Step Two: Now, select some kind of positive attitude or feeling. Rozman suggests something simple like appreciation. Something you enjoy and appreciate: your child, your spouse, a great vacation you remember, or even last night's poker game.
"So, now you keep breathing in through the heart and out through the solar plexus, while you're pretending to breathe that feeling or attitude in and out. It starts to shift your whole physiology back into coherence, back into that synchronized mode; so it's not just relaxation, it's energization," she says.
Step Three: "Once you feel the appreciation-or just the attitude of it, if you can't feel anything-you want to 'lock' it in by imagining that you're building and restoring that positive energy right into your body. Picture your cells recouping, your muscles regaining, your nervous system smoothing out. Feel yourself recharging your inner battery," says Rozman.
"You're still breathing into the heart and out through the solar plexus casually-you're not forcing it. You've done 30 seconds to just get it there, then you did 30 seconds where you were finding that positive attitude, now you want to lock it in for another 30 seconds. You just keep visualizing building and storing that positive feeling that appreciation gives you."
You can select the attitudes to breathe that will help you offset a negative emotion or imbalance of any stressful situation you're in, she says. "Breathe deeply with the intent of shifting any moment to a [better] feeling or attitude, from neutral-'Okay, I'm in this hairy situation, let me breathe in the attitude of neutral or balance'-to compassion or care, patience, clarity or anything. As long as it's a positive attitude: what you would really like to feel right then. You can use it in real time when you're in the danger zone.

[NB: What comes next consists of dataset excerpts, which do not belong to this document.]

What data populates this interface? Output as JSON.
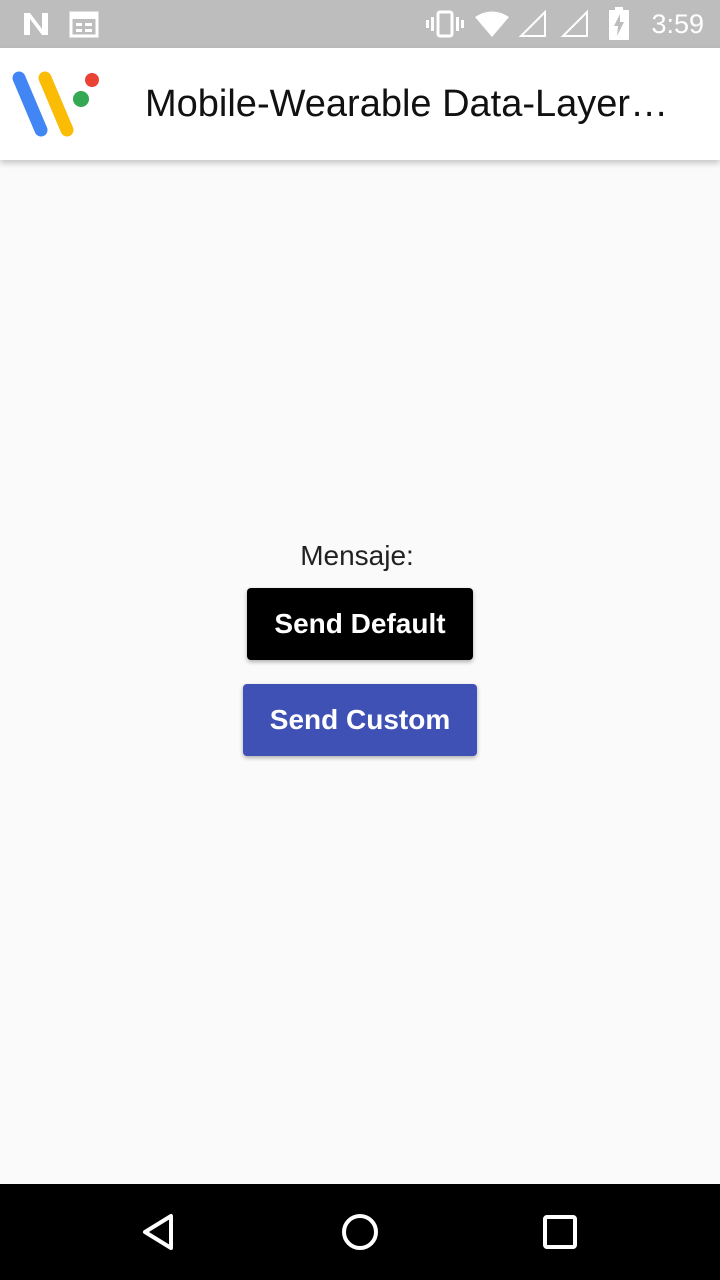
{
  "status_bar": {
    "time": "3:59",
    "icons": [
      "notification-n-icon",
      "calendar-icon",
      "vibrate-icon",
      "wifi-icon",
      "signal-icon",
      "signal-icon",
      "battery-charging-icon"
    ]
  },
  "app_bar": {
    "title": "Mobile-Wearable Data-Layer…",
    "logo_colors": [
      "#4285f4",
      "#fbbc05",
      "#34a853",
      "#ea4335"
    ]
  },
  "main": {
    "message_label": "Mensaje:",
    "send_default_label": "Send Default",
    "send_custom_label": "Send Custom",
    "send_default_color": "#000000",
    "send_custom_color": "#3f51b5"
  },
  "nav_bar": {
    "buttons": [
      "back-icon",
      "home-icon",
      "recents-icon"
    ]
  }
}
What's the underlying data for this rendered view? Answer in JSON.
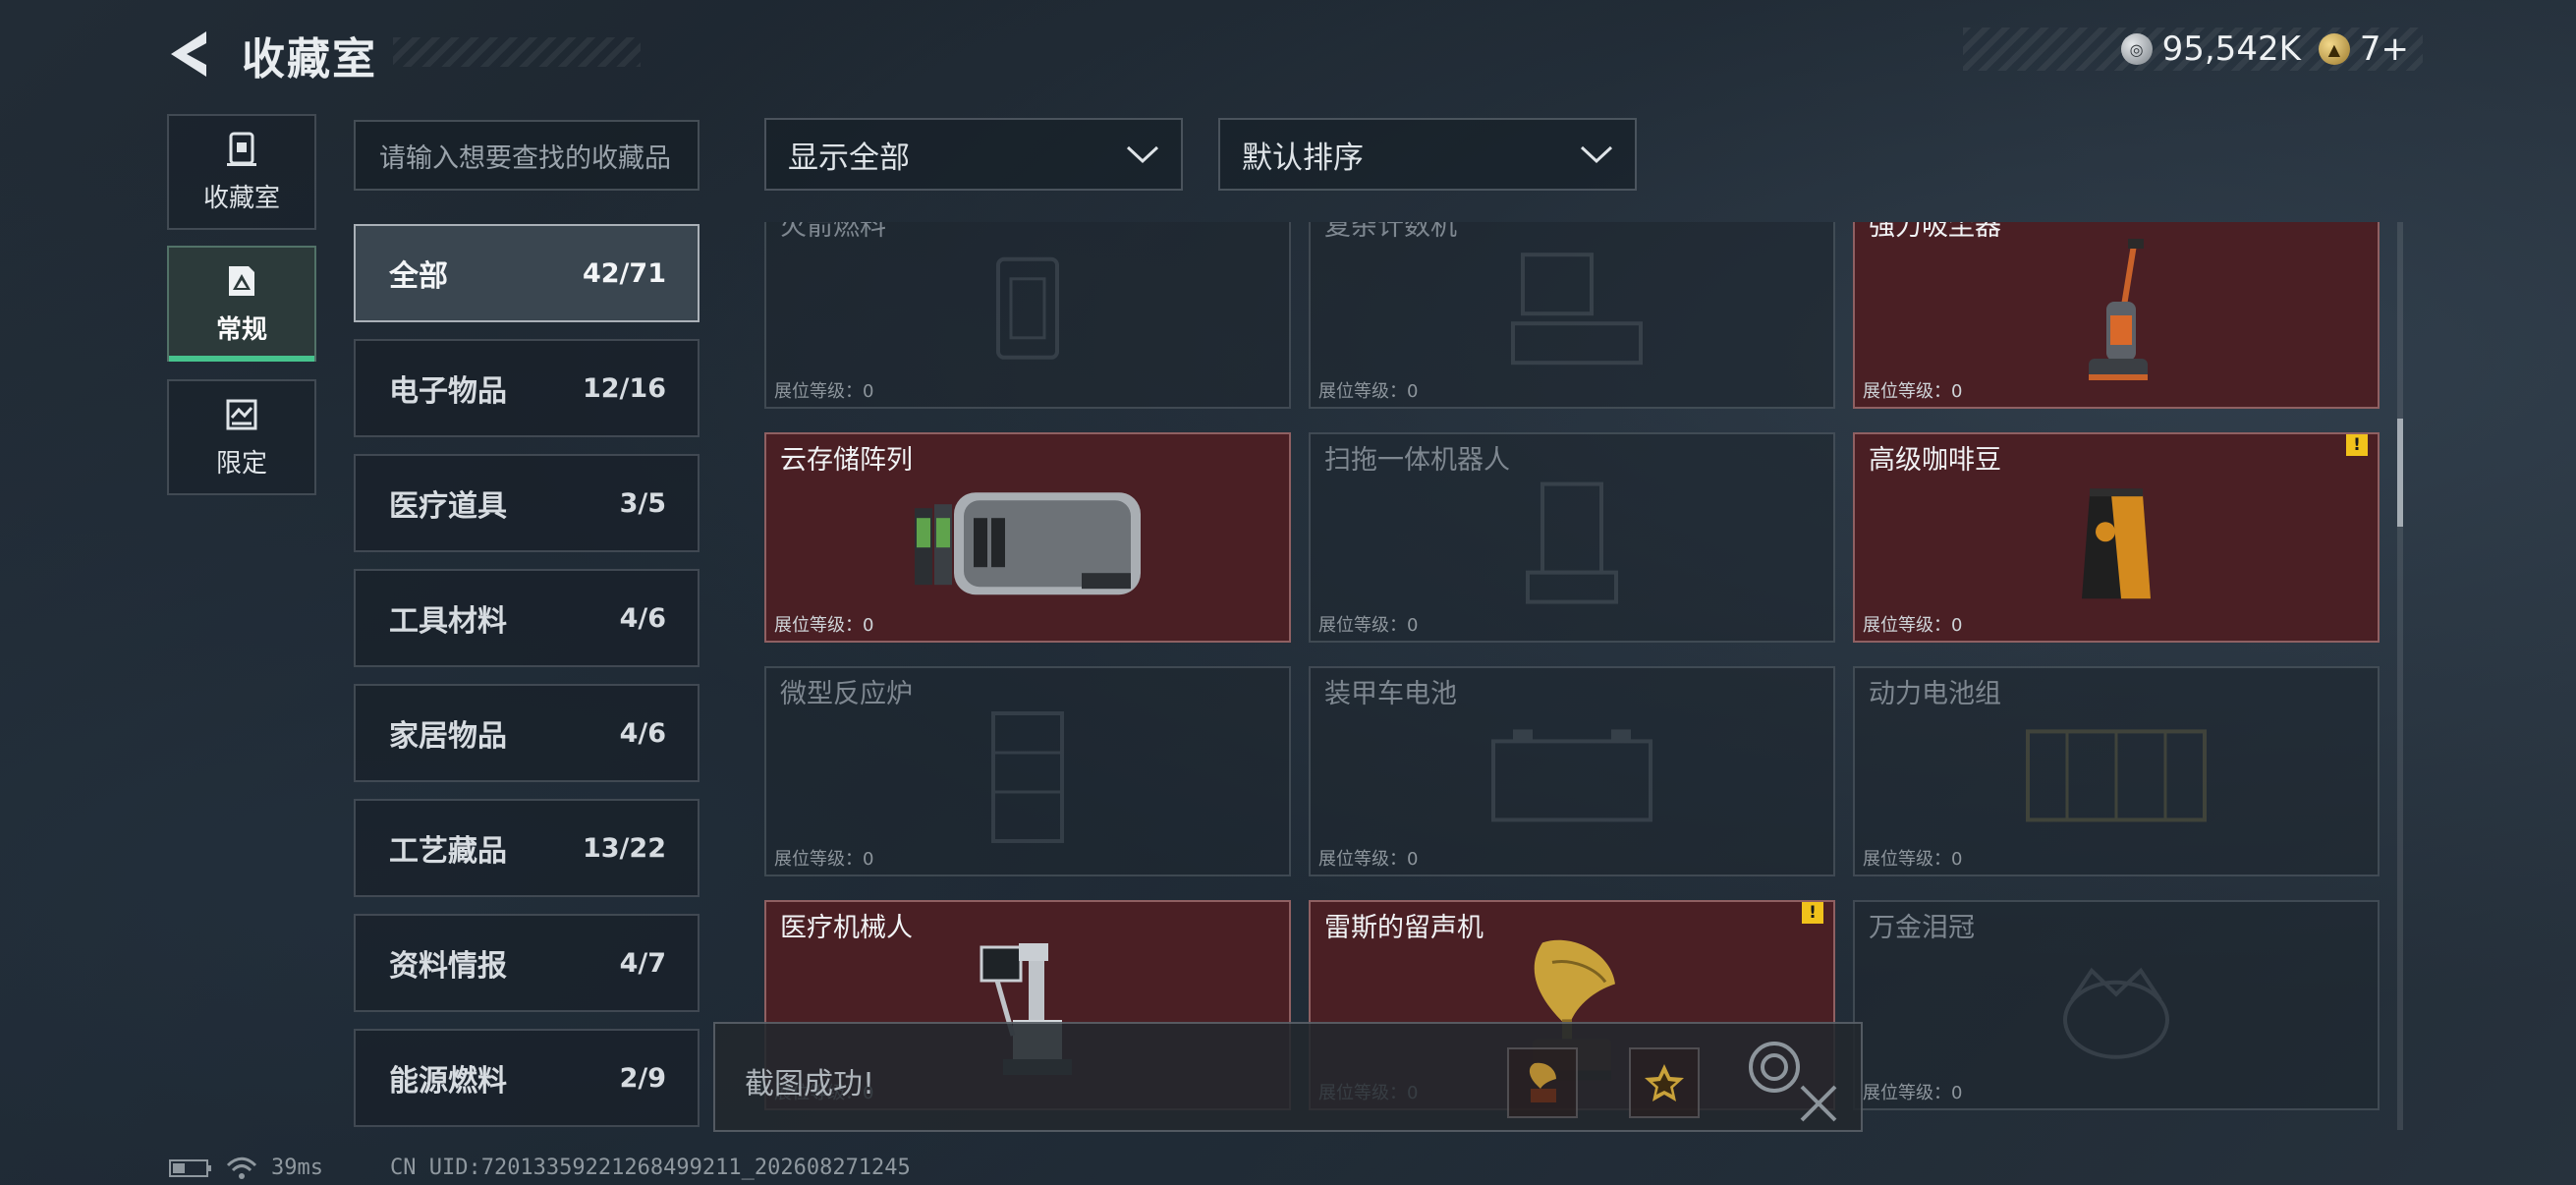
{
  "header": {
    "title": "收藏室",
    "currencies": [
      {
        "icon": "silver-coin-icon",
        "value": "95,542K"
      },
      {
        "icon": "gold-coin-icon",
        "value": "7+"
      }
    ]
  },
  "mode_tabs": [
    {
      "label": "收藏室",
      "icon": "collection-room-icon",
      "active": false
    },
    {
      "label": "常规",
      "icon": "regular-gallery-icon",
      "active": true
    },
    {
      "label": "限定",
      "icon": "limited-gallery-icon",
      "active": false
    }
  ],
  "search": {
    "placeholder": "请输入想要查找的收藏品"
  },
  "categories": [
    {
      "label": "全部",
      "count": "42/71",
      "active": true
    },
    {
      "label": "电子物品",
      "count": "12/16"
    },
    {
      "label": "医疗道具",
      "count": "3/5"
    },
    {
      "label": "工具材料",
      "count": "4/6"
    },
    {
      "label": "家居物品",
      "count": "4/6"
    },
    {
      "label": "工艺藏品",
      "count": "13/22"
    },
    {
      "label": "资料情报",
      "count": "4/7"
    },
    {
      "label": "能源燃料",
      "count": "2/9"
    }
  ],
  "filters": {
    "display": "显示全部",
    "sort": "默认排序"
  },
  "level_label": "展位等级：",
  "items": [
    {
      "name": "火箭燃料",
      "level": "0",
      "owned": false,
      "alert": false,
      "icon": "rocket-fuel-icon"
    },
    {
      "name": "复杂计数机",
      "level": "0",
      "owned": false,
      "alert": false,
      "icon": "computer-icon"
    },
    {
      "name": "强力吸尘器",
      "level": "0",
      "owned": true,
      "alert": false,
      "icon": "vacuum-cleaner-icon"
    },
    {
      "name": "云存储阵列",
      "level": "0",
      "owned": true,
      "alert": false,
      "icon": "cloud-storage-array-icon"
    },
    {
      "name": "扫拖一体机器人",
      "level": "0",
      "owned": false,
      "alert": false,
      "icon": "mop-robot-icon"
    },
    {
      "name": "高级咖啡豆",
      "level": "0",
      "owned": true,
      "alert": true,
      "icon": "coffee-beans-icon"
    },
    {
      "name": "微型反应炉",
      "level": "0",
      "owned": false,
      "alert": false,
      "icon": "micro-reactor-icon"
    },
    {
      "name": "装甲车电池",
      "level": "0",
      "owned": false,
      "alert": false,
      "icon": "armored-battery-icon"
    },
    {
      "name": "动力电池组",
      "level": "0",
      "owned": false,
      "alert": false,
      "icon": "power-battery-pack-icon"
    },
    {
      "name": "医疗机械人",
      "level": "0",
      "owned": true,
      "alert": false,
      "icon": "medical-robot-icon"
    },
    {
      "name": "雷斯的留声机",
      "level": "0",
      "owned": true,
      "alert": true,
      "icon": "gramophone-icon"
    },
    {
      "name": "万金泪冠",
      "level": "0",
      "owned": false,
      "alert": false,
      "icon": "crown-icon"
    }
  ],
  "toast": {
    "text": "截图成功!"
  },
  "footer": {
    "ping": "39ms",
    "uid": "CN UID:7201335922126849921​1_202608271245"
  }
}
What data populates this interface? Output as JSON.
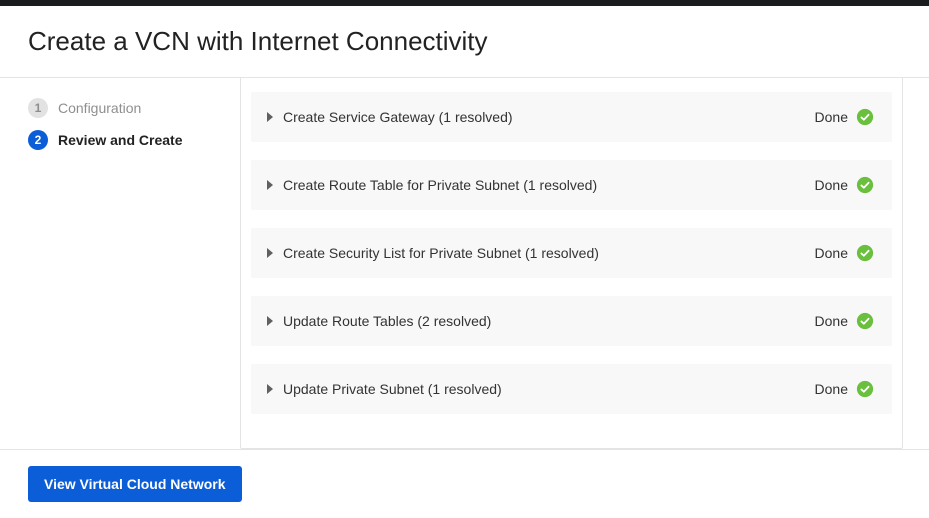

"For example, we do training for trauma centers and emergency workers, and they learn to breathe in compassion and breathe out care for the patient; or breathe in balance so they don't get freaked out by the blood and gore, and breathe out appreciation that they're helping someone." You can breathe in any positive attitude that you can remember feeling and that helps you be what you want to be, she says.
"It imprints that whole attitude on your physiology and your heart-you 'put your heart into it,' and it's your heart that drives it. This creates the coherent rhythm that signals the brain, and then the brain signals the immune system and the hormonal system, renewing them. It's a way to reboot your whole internal system."